My appeal to the media is not to sacrifice the truth for expediency, but to be as objective and professional as possible.
I would, however, be interested to know why the president seems to be at variance with his colleagues in the executive. For too long he has been fire-fighting even with some of the previous committee members, which means may be he has to introspect as well. With the appointment of Kitso Kemoeng as chief executive officer, I am convinced that the association has the right person.
This is evidenced by the performance of the senior national soccer team, the Zebras. Ever since he came on board, the Zebras camp has been anything but stable. Equally, there seem to be some discipline within the secretariat. The challenge could remain with the executive.
Commercial Blue Print
Last week one of the long-time financiers of club football in Botswana, Maclean Letshwiti of Mochudi Centre Chiefs threw a salvo at the BFA executive. Letshwiti accused the mother body of ineptness in as far as having a guideline on football privatisation or commercialisation in Botswana.
In answering and defending his association, Sebego snapped back saying the clubs themselves are to blame for doing things in a hush-hush without consulting the mother body.
In my view, the association cannot come up with a blue print but rather the onus is on the clubs to brainstorm and workshop the modalities. Blaming the mother body is akin to abdicating ones responsibility because clubs have all the rights and platforms where they can push this agenda.
For years clubs have always shifted the blame for their shortcomings yet my belief is that it is the club that can change or direct the executive on what to do.
The unfortunate thing is that club administrators do not share or discuss ideas where they have common interests, but each wants to upstage each other.
I mean not long ago Gaborone United was being regarded as a model of professionalism and forward thinking, but gloves are now off as there is a fierce fight for the control of the club. At Township Rollers, it is the same thing and so is at Chiefs.
As for Extension Gunners I am lost for words. The club has a tendency of being stable for only four or six months, the other months are always reserved for infighting.
If it’s not about the chairmanship, it is about the coach or the players. Already, Kitso Dlamini has been forced to resign and apparently some of the supporters want to know why he fired former coach, Keitumetse Pio Paul. Poor Daniel ‘Chico’ Nare is now walking a tight rope and this is compromising his coaching acumen.
But back to the commercialisation issue, the big clubs ought to brainstorm/workshop the modalities for it is the club that knows exactly what is required.
The basic duty of the association’s executive is development and training of office cadres and off course looking after the various national teams.

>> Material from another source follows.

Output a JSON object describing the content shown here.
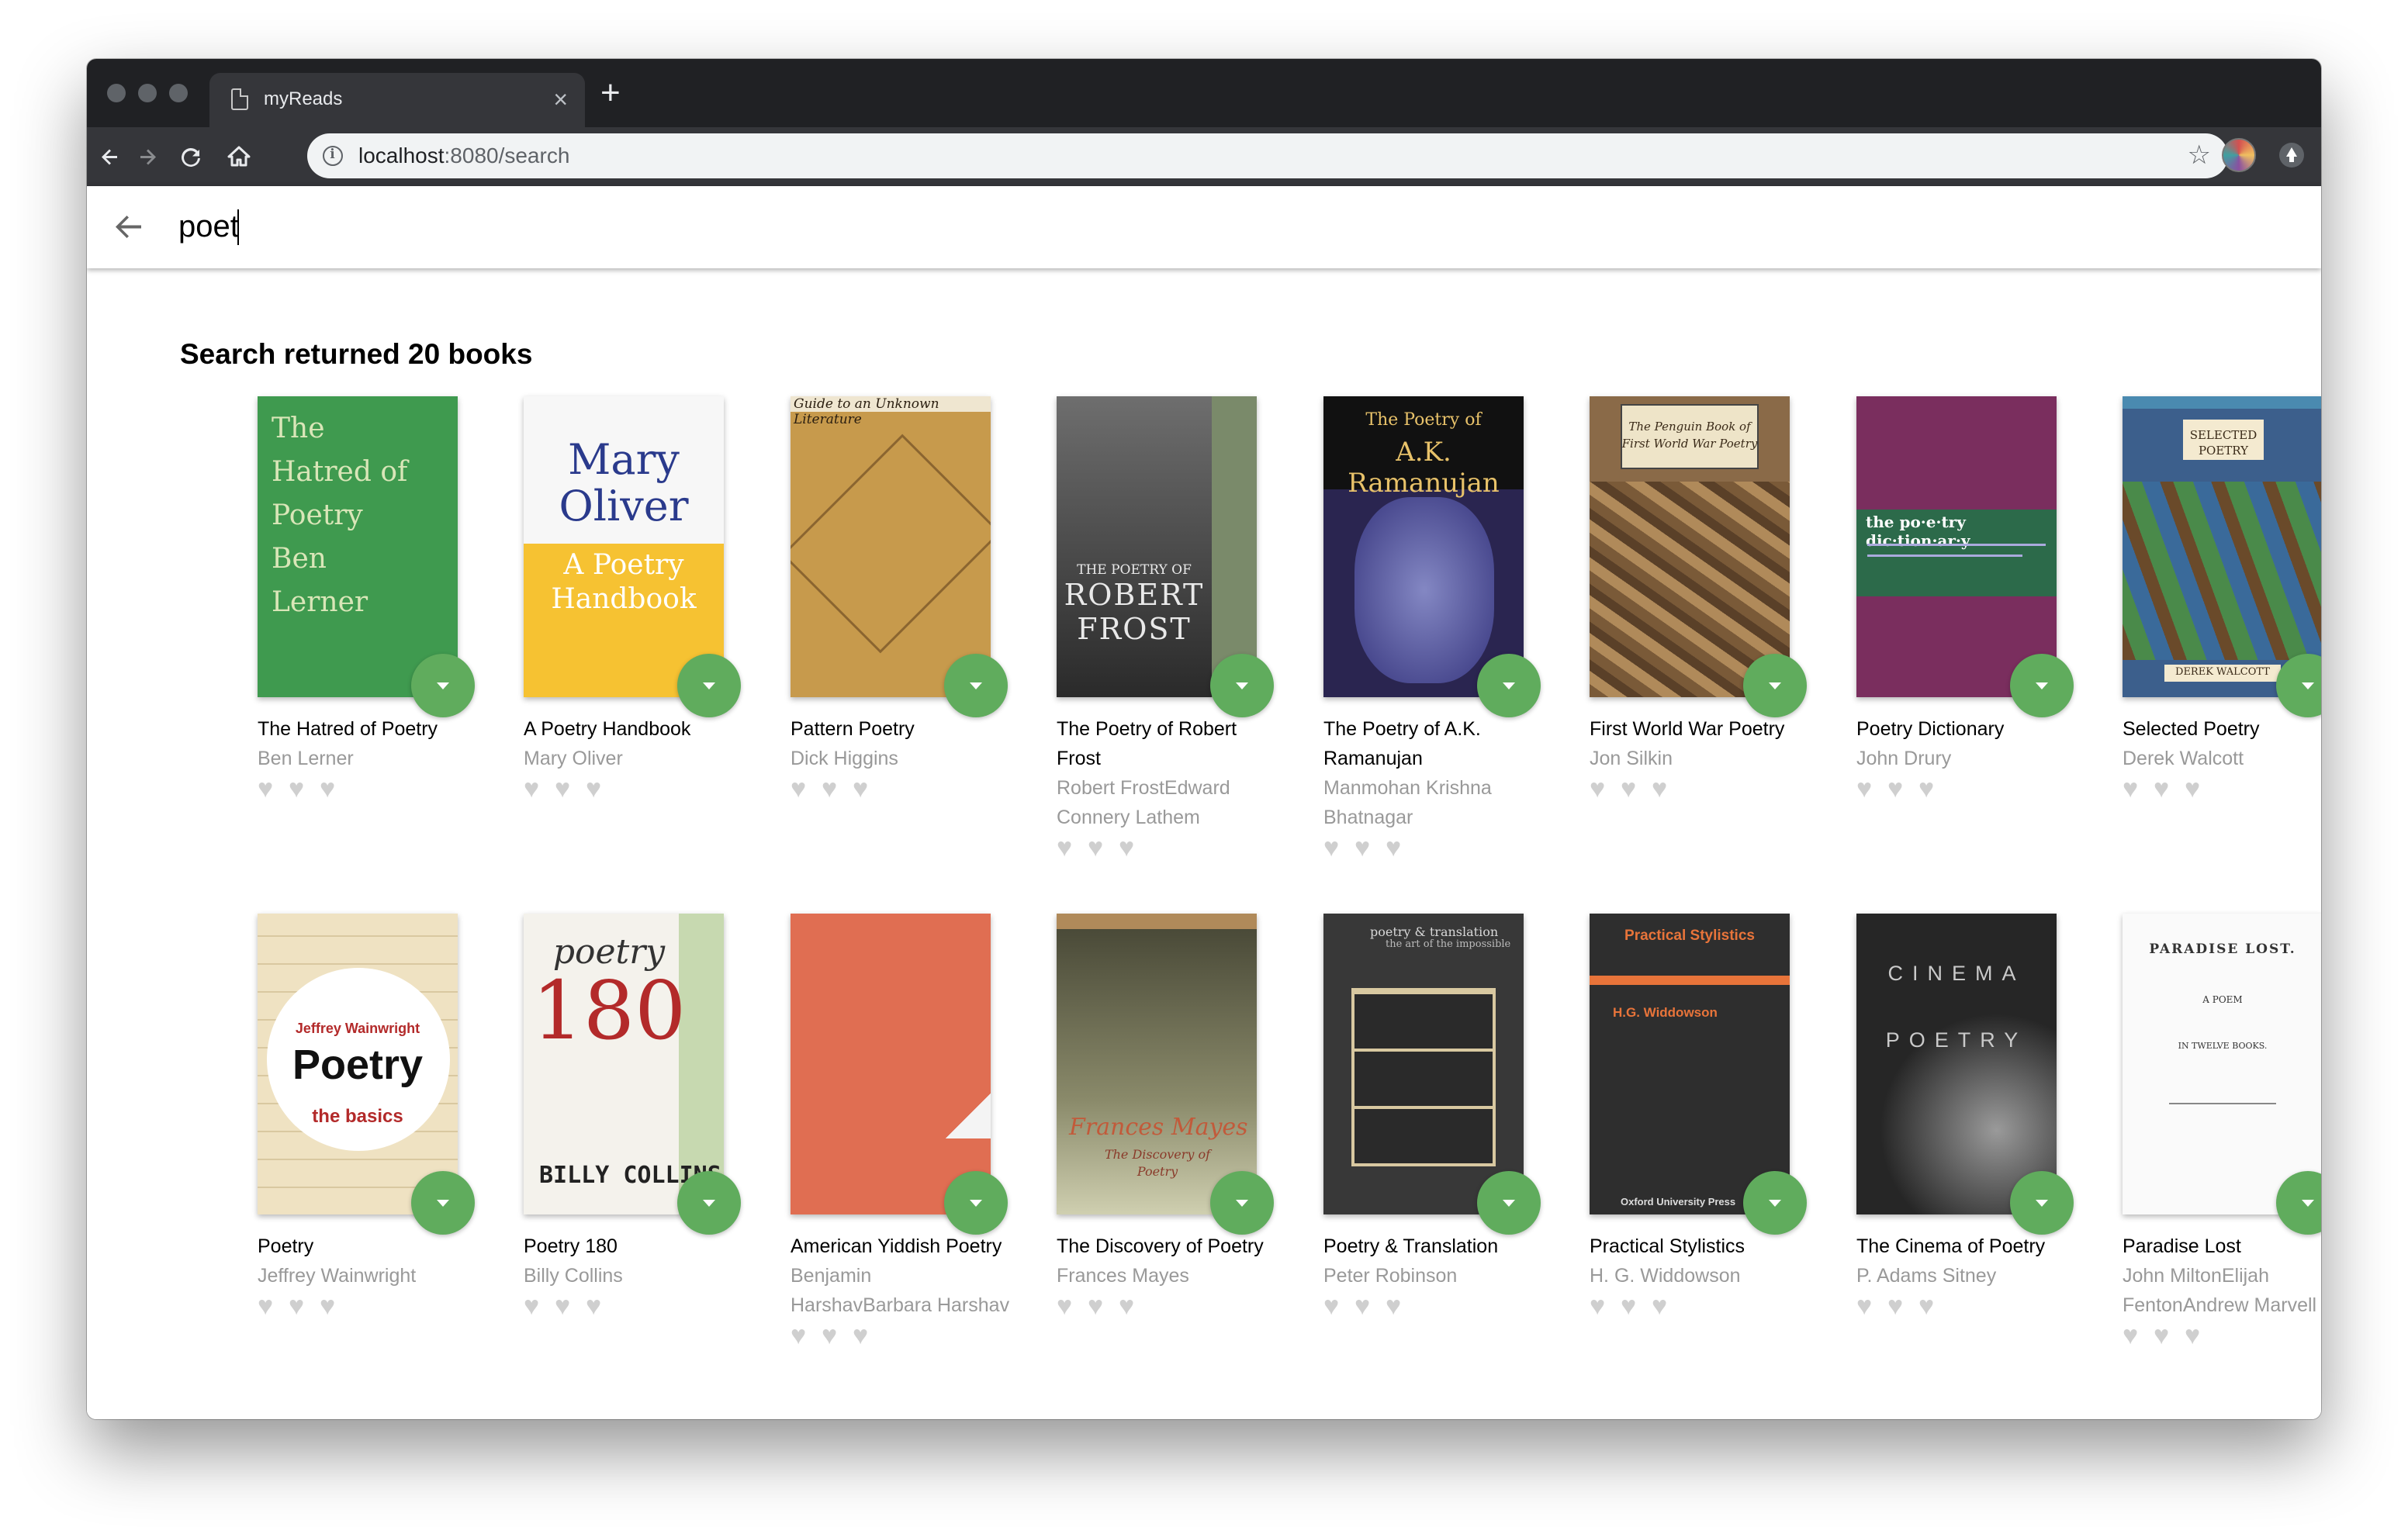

The Premiership as the embodiment of professional football ought to come up with regulations/ideas governing the commercialisation of football in the country.
I would therefore challenge clubs to instil discipline within their rank and file who at times hold the executive to ransom. The club officials also need to be honest and open with their members than holding back certain key information. Too many internal fights retard progress.